彼が担当していた患者さんが、末期癌で亡くなった夜だった。

当然だけど、相当に落ち込んでいる。

僕は彼にかける言葉がない。

それでも、17歳の僕は、何とか言葉を紡ぎださなければ、と考えた。

「なるようにしかならないよ」

不適切な言葉だったのかもしれない。

でも彼は、「そうだよな、そうなんだよな」と言ってその場に泣き崩れた。

後から、彼のお姉さんに聞いたことだけども、癌で亡くなった人は、彼の婚約者だったそうだ。

翌日、彼は、僕の部屋にやってきた。

「これ、読んでみな。以前に読んで、よかったから」

と言って一冊の本を部屋の机の上に置いた。

沢木耕太郎『一瞬の夏』(新潮文庫)

たぶん僕は、この本と出会ってからノンフィクションを書きたいと望んでいたのだろう。

でも、「これだ!」というスタイルが見つけられない。暗中模索の日々。

水戸ホーリーホックの強化部長の西村卓朗を主人公にしたノンフィクションを『サッカー批評』で連載させてもらった。それは実験的なスタイルだった。評判はよかったけれども、どこか座りが悪く感じていて、スタイルには満足していなかった。
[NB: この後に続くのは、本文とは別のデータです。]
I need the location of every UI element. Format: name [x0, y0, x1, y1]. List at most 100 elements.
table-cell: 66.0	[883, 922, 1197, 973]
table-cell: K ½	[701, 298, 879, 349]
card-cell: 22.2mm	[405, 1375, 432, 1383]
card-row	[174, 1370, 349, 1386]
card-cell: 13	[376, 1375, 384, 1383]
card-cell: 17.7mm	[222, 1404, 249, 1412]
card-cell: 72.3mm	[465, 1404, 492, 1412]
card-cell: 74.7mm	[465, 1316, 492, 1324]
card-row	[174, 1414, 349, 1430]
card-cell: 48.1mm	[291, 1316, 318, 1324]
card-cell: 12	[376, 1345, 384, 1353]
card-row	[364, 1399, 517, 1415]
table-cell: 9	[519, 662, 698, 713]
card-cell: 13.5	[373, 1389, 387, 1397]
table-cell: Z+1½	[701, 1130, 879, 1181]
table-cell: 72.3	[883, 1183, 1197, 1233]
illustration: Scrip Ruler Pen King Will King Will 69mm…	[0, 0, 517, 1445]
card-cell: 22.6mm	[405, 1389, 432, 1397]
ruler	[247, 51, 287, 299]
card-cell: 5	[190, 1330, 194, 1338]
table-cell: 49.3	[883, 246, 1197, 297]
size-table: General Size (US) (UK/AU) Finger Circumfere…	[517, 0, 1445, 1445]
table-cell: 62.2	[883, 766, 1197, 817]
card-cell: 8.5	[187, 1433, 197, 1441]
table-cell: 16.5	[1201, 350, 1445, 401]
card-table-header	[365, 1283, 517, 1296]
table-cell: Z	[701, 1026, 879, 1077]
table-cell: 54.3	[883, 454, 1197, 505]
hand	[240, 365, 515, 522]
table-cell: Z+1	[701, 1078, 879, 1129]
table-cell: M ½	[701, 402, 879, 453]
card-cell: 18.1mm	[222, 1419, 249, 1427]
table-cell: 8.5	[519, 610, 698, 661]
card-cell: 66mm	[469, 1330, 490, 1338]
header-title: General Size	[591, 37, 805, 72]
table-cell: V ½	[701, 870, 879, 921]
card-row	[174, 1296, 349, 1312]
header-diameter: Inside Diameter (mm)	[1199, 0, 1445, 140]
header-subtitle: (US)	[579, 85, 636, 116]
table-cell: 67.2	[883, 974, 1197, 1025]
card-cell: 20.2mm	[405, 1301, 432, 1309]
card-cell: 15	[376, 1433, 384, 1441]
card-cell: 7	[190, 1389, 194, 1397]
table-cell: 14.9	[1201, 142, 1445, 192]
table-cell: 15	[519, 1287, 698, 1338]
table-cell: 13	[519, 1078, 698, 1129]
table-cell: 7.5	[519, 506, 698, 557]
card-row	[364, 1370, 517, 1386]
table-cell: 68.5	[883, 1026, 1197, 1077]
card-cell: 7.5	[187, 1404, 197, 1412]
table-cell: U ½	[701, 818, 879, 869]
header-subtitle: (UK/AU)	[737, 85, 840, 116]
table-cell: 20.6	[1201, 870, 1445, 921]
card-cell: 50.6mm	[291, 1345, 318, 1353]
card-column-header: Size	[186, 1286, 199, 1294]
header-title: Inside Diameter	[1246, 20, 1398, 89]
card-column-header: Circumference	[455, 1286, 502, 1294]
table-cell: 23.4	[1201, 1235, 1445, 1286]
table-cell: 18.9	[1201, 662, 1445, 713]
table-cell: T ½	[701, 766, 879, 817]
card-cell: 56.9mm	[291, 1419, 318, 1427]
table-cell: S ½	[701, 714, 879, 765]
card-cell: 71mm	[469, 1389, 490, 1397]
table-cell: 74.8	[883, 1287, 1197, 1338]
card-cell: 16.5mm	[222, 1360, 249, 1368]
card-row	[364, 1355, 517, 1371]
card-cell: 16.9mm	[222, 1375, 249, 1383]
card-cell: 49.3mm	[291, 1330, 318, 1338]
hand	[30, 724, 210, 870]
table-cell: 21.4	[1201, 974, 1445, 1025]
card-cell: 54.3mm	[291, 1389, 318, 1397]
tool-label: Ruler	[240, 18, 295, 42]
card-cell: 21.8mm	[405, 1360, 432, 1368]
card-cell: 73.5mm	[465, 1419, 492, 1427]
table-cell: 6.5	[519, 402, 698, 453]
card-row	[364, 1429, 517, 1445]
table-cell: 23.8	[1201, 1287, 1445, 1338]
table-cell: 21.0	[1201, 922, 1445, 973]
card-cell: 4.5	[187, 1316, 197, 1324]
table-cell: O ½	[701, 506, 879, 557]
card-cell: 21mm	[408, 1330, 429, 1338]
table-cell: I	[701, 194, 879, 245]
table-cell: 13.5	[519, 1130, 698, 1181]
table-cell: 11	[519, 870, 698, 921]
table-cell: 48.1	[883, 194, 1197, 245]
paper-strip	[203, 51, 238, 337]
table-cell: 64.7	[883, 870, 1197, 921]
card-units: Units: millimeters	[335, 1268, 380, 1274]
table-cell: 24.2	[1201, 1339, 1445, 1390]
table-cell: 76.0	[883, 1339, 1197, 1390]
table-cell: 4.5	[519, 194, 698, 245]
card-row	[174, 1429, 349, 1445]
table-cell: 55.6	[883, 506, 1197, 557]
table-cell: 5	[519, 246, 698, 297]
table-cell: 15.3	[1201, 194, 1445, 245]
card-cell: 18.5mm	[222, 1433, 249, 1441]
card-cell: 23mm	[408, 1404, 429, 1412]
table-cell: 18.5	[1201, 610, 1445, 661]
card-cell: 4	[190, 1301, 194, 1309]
僕は、新しいスタイルを確立したいとずっと考えている。

「もう行くよ」

僕の眠りを覚ます声が聞こえた。

「あっ、そうか、やって見ようかな」

「え?何が」

「いや、なんでもない」

僕は、目覚めた瞬間に、なんだかとても大切なアイデアを授かった気がした。

気がしただけかどうかは、僕がこれから書くノンフィクションに現れるのだろう。

そう思って、僕は、取材の打ち合わせ場所に向かった。